這些知識屬于父親,古代一個從科舉場上刀口沾血殺出重圍的舉人比起現代的國學專家強太多了。
當然,如果自己接下來的日子不時常溫習,這些知識和記憶肯定會被再次當成無用信息被自己逐漸忘卻。
不管自己將來做什麼,能夠背誦這麼多儒家經典總是好的,再說,我對國學也有濃厚的興趣,今後不妨多讀讀打發無聊的時間。
時間一點一點過去,很快就到了午飯時間。
據從伙房回來的小蝶說族中的長者們都過來了,大約是沾他們的光,四房的伙食不錯,今日中午居然看到葷腥,有一碟子火腿,米飯也是上好的精米。
一想到即將開始的宗族會議,又畢竟是個小女孩,小蝶臉上的憂慮終于掩飾不住,端著飯碗只覺得難以下咽。
倒是蘇木吃得暢快。
還沒等飯吃完,就听到門外有人笑道︰「兄長正在用飯嗎,趕緊些,開宗祠了,長輩和三叔四叔都在等著呢!」
說話的正是蘇瑞聲,他得意地走進屋來,居高臨下地看著屋中二人,隨意一拱手︰「愚弟見過兄長。

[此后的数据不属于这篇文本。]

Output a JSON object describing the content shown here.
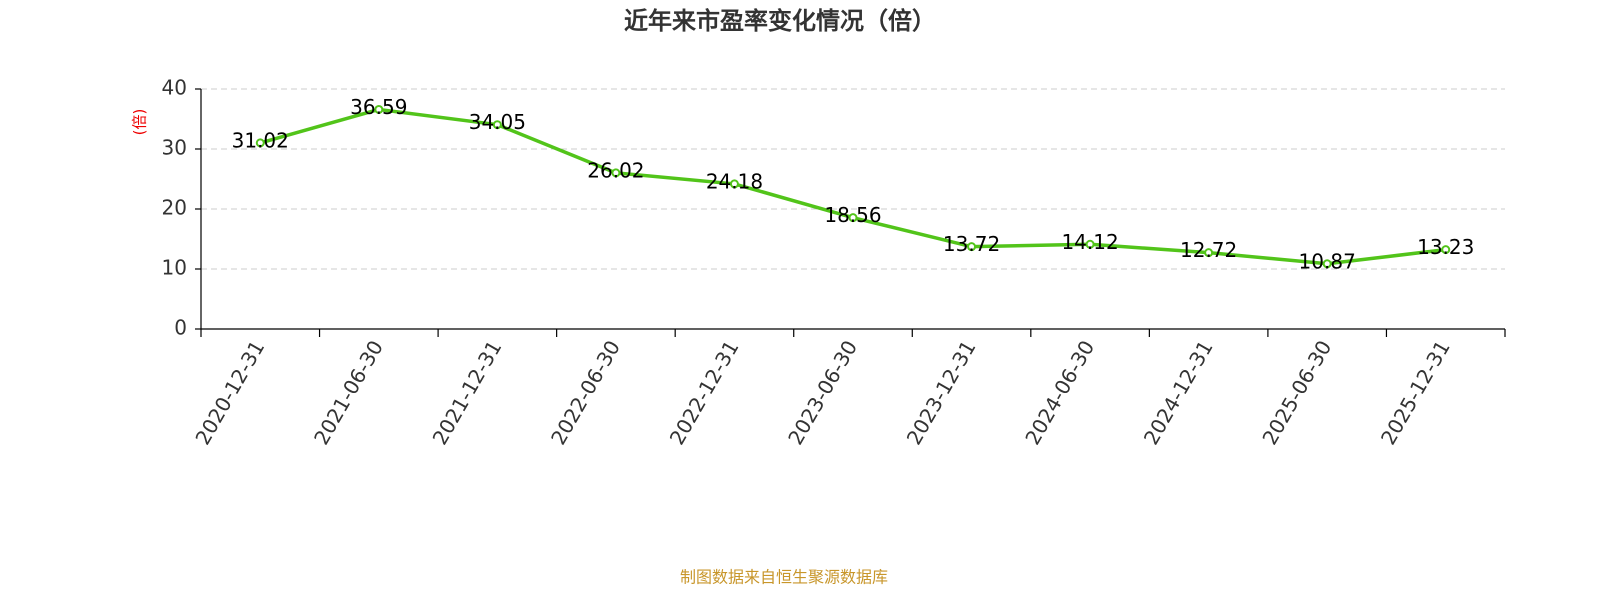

」
他已經知道自己將要過繼到大房,心中得意,吃過午飯就按捺不住心中的激動跑過來催促。
「當!」一聲,小蝶手中的飯碗落到地上,摔得粉碎。
蘇木眉頭一聳,轉頭看著蘇瑞聲,嘴角帶著一絲嘲諷。
可惜蘇瑞聲沒有看到這一絲笑容,得意地一揮扇子,反呵斥這小蝶︰「你這小丫頭毛手毛腳的,怎麼這麼不小心。罷了,今日是我蘇家的大日子,就不與你計較,以後若再犯,絕不輕饒。」
小蝶身體微微發顫抖,蹲在地上,手中捏著一快破瓷片。
蘇木淡淡道︰「瑞聲你還沒過繼到大房就好威風啊!」
蘇瑞聲呵呵一聲︰「兄長痴一陣呆一陣,將來也撐不起門面,傳了出去,豈不讓別人笑話我們蘇家。你也不用擔心,將來有小弟呢!今日晚上我便搬過來。對了小蝶,本少爺也不帶人過來,你以後就做我的貼身丫鬟吧!」
說完話,目光就熱熱地落到小蝶身上,心中大動,這小丫鬟還真是不錯。當初她在家中也就是一個黃毛丫頭,根本不起眼,這才被發派到呆子這里來。卻不想三年之後,就出落得如此美貌,真真是女大十八變啊!蘇大呆子好運氣,竟然這麼一個漂亮女人,如今卻便宜我了。只等我一過房,這小妮子落到我手頭,還不依著咱的性子予取予求。
干脆,今晚就破了她的身子。
想到這里,蘇瑞聲只感覺一股熱氣在小月復中升騰而起,再遏制不住。
小蝶一驚,手中的瓷片割破了手指,一絲鮮血流了出來。